Server-side Tracking Report 2026
Media und Publishing in DACH — 1. Ausgabe
Die europäische Publishing-Branche ist unter Druck. Sinkende Werbeerlöse, wachsende Consent-Verweigerungsraten und Traffic-Verluste durch KI-generierte Suchantworten zwingen Verlage zur Neuausrichtung: weg von der reinen Werbevermarktung, hin zu digitalem Lesermarktgeschäft. Dieser Wandel stellt auch die Dateninfrastruktur vor neue Anforderungen.
Was dieser Report liefert
Auf Basis von Daten zu rund 25.000 europäischen Websites, darunter rund 750 Publisher-Domains im DACH-Raum, zeichnet der JENTIS Server-side Tracking Report 2026 das bisher detaillierteste Bild zur Verbreitung serverseitiger Datenerfassung im deutschsprachigen Medienmarkt.
Der Report beantwortet unter anderem:
- Wie weit ist Server-side Tracking im DACH-Publishing tatsächlich verbreitet?
- Welche Länder und Branchen liegen vorn und warum?
- Ab welcher Publisher-Größe lohnt sich die Umstellung strukturell?
- Was treibt Medienhäuser konkret zur Investition in serverseitige Infrastruktur?
Ausgewählte Erkenntnisse
Publisher in Deutschland und Österreich verzeichnen Adoptionsraten von serverseitigem Tracking von rund 13–14% — deutlich über dem europäischen Schnitt für die Branche Nachrichten, Medien & Publishing (5%). Schweden (21%), Finnland (20%) und Österreich (19%) führen europaweit über alle Branchen hinweg.
Besonders aufschlussreich ist der Zusammenhang zwischen Reichweite und Adoption: Publisher ab 50 Millionen Sessions pro Monat setzen zu 31% bereits auf serverseitiges Tracking — für sie ist es weniger Optimierungsoption als operative Notwendigkeit. Signalverluste durch Ad Blocker, Safari ITP und Consent-Lücken wirken sich in dieser Größenordnung direkt auf programmatische Erlöse aus.

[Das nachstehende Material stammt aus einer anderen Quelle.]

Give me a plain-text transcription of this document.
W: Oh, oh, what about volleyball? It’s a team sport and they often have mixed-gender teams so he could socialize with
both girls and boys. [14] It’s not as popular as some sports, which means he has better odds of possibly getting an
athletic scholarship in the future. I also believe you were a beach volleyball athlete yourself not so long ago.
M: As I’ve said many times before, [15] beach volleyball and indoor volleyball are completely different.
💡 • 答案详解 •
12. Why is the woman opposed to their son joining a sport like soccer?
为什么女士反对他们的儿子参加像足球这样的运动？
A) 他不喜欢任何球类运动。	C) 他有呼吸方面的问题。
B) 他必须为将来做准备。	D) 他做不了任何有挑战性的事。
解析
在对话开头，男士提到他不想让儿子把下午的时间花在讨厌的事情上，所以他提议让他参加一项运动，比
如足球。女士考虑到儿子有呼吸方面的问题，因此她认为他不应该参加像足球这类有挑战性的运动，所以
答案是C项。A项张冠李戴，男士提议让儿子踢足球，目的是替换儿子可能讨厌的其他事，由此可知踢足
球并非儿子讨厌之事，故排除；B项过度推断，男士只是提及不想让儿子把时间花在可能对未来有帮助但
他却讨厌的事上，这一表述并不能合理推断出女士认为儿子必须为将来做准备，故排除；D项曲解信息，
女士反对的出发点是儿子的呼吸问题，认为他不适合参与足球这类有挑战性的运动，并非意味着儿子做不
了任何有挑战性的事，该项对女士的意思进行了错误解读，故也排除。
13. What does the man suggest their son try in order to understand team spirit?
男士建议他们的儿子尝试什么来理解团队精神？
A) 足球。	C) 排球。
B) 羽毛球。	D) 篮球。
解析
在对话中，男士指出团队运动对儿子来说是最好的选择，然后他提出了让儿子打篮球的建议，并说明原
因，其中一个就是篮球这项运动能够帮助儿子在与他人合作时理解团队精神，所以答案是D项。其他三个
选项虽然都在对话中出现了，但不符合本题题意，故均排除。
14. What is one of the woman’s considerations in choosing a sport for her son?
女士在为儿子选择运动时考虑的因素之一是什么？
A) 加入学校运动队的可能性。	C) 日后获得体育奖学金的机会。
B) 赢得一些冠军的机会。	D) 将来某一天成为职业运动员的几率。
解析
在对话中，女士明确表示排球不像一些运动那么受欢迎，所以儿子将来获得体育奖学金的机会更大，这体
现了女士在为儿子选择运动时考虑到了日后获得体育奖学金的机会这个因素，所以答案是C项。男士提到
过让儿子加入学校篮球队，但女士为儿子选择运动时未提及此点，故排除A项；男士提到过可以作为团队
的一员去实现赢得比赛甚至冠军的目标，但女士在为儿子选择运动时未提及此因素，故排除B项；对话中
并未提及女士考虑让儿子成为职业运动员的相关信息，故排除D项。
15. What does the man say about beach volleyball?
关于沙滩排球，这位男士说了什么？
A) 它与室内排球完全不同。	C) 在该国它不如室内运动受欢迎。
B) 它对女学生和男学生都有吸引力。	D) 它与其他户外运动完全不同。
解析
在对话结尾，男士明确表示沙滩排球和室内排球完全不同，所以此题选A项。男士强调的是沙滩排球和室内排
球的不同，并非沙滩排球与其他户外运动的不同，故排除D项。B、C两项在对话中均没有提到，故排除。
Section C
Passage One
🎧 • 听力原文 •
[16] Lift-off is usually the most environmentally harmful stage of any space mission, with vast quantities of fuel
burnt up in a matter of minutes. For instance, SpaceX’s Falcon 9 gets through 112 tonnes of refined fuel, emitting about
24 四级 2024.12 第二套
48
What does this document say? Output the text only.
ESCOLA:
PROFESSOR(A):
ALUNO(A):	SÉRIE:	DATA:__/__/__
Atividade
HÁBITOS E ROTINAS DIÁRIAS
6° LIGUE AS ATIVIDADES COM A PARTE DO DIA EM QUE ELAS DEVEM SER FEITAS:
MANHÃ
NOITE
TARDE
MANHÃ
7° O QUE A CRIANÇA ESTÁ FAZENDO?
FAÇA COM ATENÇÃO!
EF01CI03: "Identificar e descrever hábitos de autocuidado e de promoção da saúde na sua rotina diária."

Für kleinere Publisher unter 500.000 Sessions liegt die Rate bei rund 5%; ein Markt, der sich noch im frühen Stadium der Transformation befindet.
Fünf strukturelle Treiber
Der Report identifiziert fünf zentrale Gründe, warum Publisher auf Server-side Tracking setzen: die Stabilisierung von Subscription-Signalen für Paywall-Logik und Churn-Modelle, zuverlässigere Content- und Reichweitenanalyse, technische Entlastung durch Tag-Konsolidierung, performancegetriebenes Subscription-Marketing und zunehmend auch die Frage europäischer Datensouveränität gegenüber US-amerikanischen Tracking-Anbietern.
Für wen dieser Report gemacht ist
Der Report richtet sich an Entscheiderinnen und Entscheider in Verlagen, Mediengruppen und Fachmedien, die verstehen wollen, wo der DACH-Markt heute steht, und was die technologische Entwicklung für ihre eigene Dateninfrastruktur bedeutet.